In recent years, Demand (1990), Vattuone (1994), Giuliani (1995), Lomas (2006) have all looked to the forced urban relocations and subsequent allotment of land in Magna Graecia under Dionysios I to show the extent of Syracusan expansion and the fluidity of Sicilian citizenship. None of the studies, however, have developed how the Syracusans’ approach to imperial territoriality affected regional markets. In light of recent trends in global imperial history (Abernethy 2002; Morris and Scheidel 2009), this paper explores the dynamics of the Syracusans’ fourth-century empire by linking imperial land allotment to a new sensitivity for how empire-building was also a social phenomenon in frontier regions. It demonstrates the importance of a comparative perspective to imperial territoriality and draws wider conclusions about our understanding of Syracusan imperialism.

My study develops through three sections. First, I look to the case of Leontinoi c. 403 to illustrate broader trends in Syracusan land allotment. The literary (Diod. 12.54; 14.15; 14.78) and archaeological (Scerra 2003; Frasca 2009) evidence at Leontinoi suggest that the relocation of the city’s wealthy elite back to Syracuse significantly disrupted local economic networks to the advantage of Syracusan markets. Though Dionysios later divided up the land in 396 among his mercenaries as payment for their service, social stability on the frontier was secondary to the economic benefits of increasing the entrepreneuring population back at Syracuse. 

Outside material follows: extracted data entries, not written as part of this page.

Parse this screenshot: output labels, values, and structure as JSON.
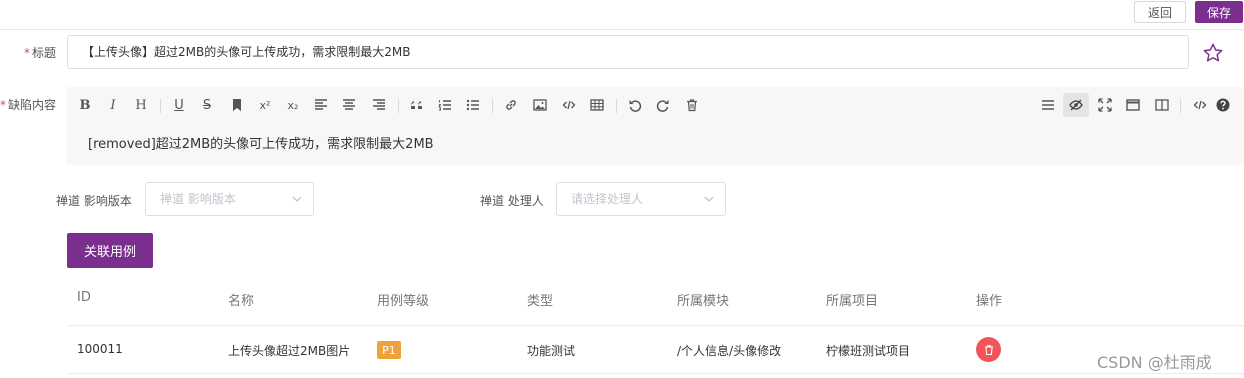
{
  "topbar": {
    "back_label": "返回",
    "save_label": "保存"
  },
  "title_field": {
    "required_mark": "*",
    "label": "标题",
    "value": "【上传头像】超过2MB的头像可上传成功，需求限制最大2MB"
  },
  "defect_field": {
    "required_mark": "*",
    "label": "缺陷内容",
    "content": "[removed]超过2MB的头像可上传成功，需求限制最大2MB"
  },
  "toolbar": {
    "bold": "B",
    "italic": "I",
    "heading": "H",
    "underline": "U",
    "strike": "S",
    "superscript": "x²",
    "subscript": "x₂"
  },
  "version_field": {
    "label": "禅道 影响版本",
    "placeholder": "禅道 影响版本"
  },
  "handler_field": {
    "label": "禅道 处理人",
    "placeholder": "请选择处理人"
  },
  "link_case_button": "关联用例",
  "table": {
    "headers": [
      "ID",
      "名称",
      "用例等级",
      "类型",
      "所属模块",
      "所属项目",
      "操作"
    ],
    "rows": [
      {
        "id": "100011",
        "name": "上传头像超过2MB图片",
        "level": "P1",
        "type": "功能测试",
        "module": "/个人信息/头像修改",
        "project": "柠檬班测试项目"
      }
    ]
  },
  "watermark": "CSDN @杜雨成",
  "colors": {
    "primary": "#7a2f8e",
    "badge": "#f0a23a",
    "danger": "#f0555a"
  }
}
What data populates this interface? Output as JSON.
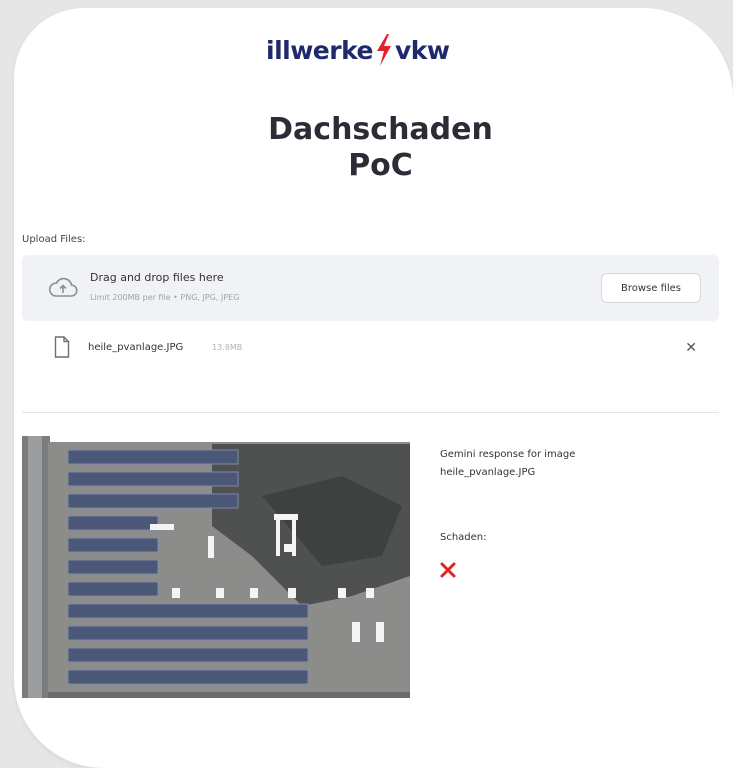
{
  "brand": {
    "left": "illwerke",
    "right": "vkw",
    "primary_color": "#1f2a6e",
    "bolt_color": "#e4202e"
  },
  "page": {
    "title_line1": "Dachschaden",
    "title_line2": "PoC"
  },
  "uploader": {
    "label": "Upload Files:",
    "drop_text": "Drag and drop files here",
    "limit_text": "Limit 200MB per file • PNG, JPG, JPEG",
    "browse_label": "Browse files",
    "icon": "cloud-upload-icon"
  },
  "uploaded_file": {
    "name": "heile_pvanlage.JPG",
    "size": "13.8MB",
    "icon": "file-icon",
    "remove_icon": "close-icon"
  },
  "result": {
    "response_text": "Gemini response for image heile_pvanlage.JPG",
    "damage_label": "Schaden:",
    "damage_icon": "red-cross-icon",
    "damage_color": "#e02424"
  }
}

Second, I look to structural trends in eastern Sicily that developed during the fifth century to explain the Syracusans’ approach to imperial territoriality. In this pre-history to Syracuse’s fourth-century empire, I look to archaeological evidence to show that two processes preconditioned how the Syracusans thought about land allotment: social fragmentation at Syracuse (Jackman 2005) and regional economic competition (Prag 2010; Pilkington 2013). As a result, the trajectory of Syracusan state-formation during the fifth century created a distinctive approach to frontier regions that put a premium on extracting human capital back to Syracuse.

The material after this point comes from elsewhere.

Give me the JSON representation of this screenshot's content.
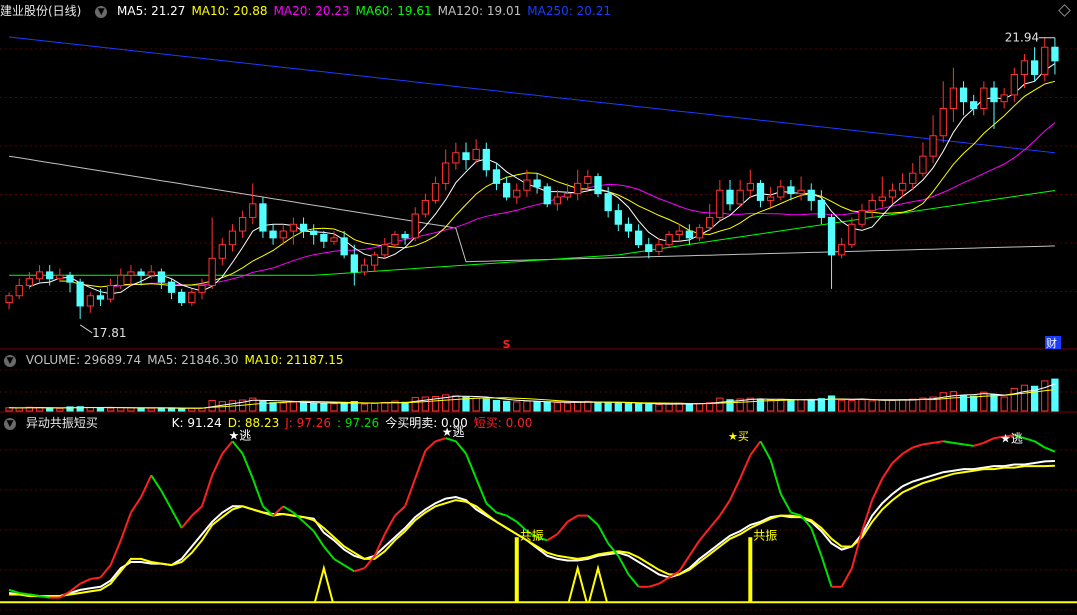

Finally, I turn to Syracuse’s broader Mediterranean context to briefly compare Syracusan land allotment to similar processes among the Athenians (in fifth-century Euboea) and the Romans (in fourth-century Latium). By emphasizing the particularities of each imperial repertoire, I distinguish between what was peculiar about of the klēros in Syracusan society and also how Mediterranean conditions created similar problems that each state had to find solutions for.

Such an approach accounts for why the Syracusans, relative to their Mediterranean counterparts, tended to allot confiscated land to mercenaries and allies after removing the local elite population back to Syracuse. Though the new communities of mercenaries and allies provided stability on the frontier, they had very weak social links to Syracuse and did not require any reduction in Syracuse’s urban population. Therefore, Syracusan land allotment was not a story just about tyrants (Sanders 1987; Péré-Noguès 2006) in a Near-Eastern mold of authoritarianism (Morris 2010), but also one of shifting markets in distinctly Sicilian conditions.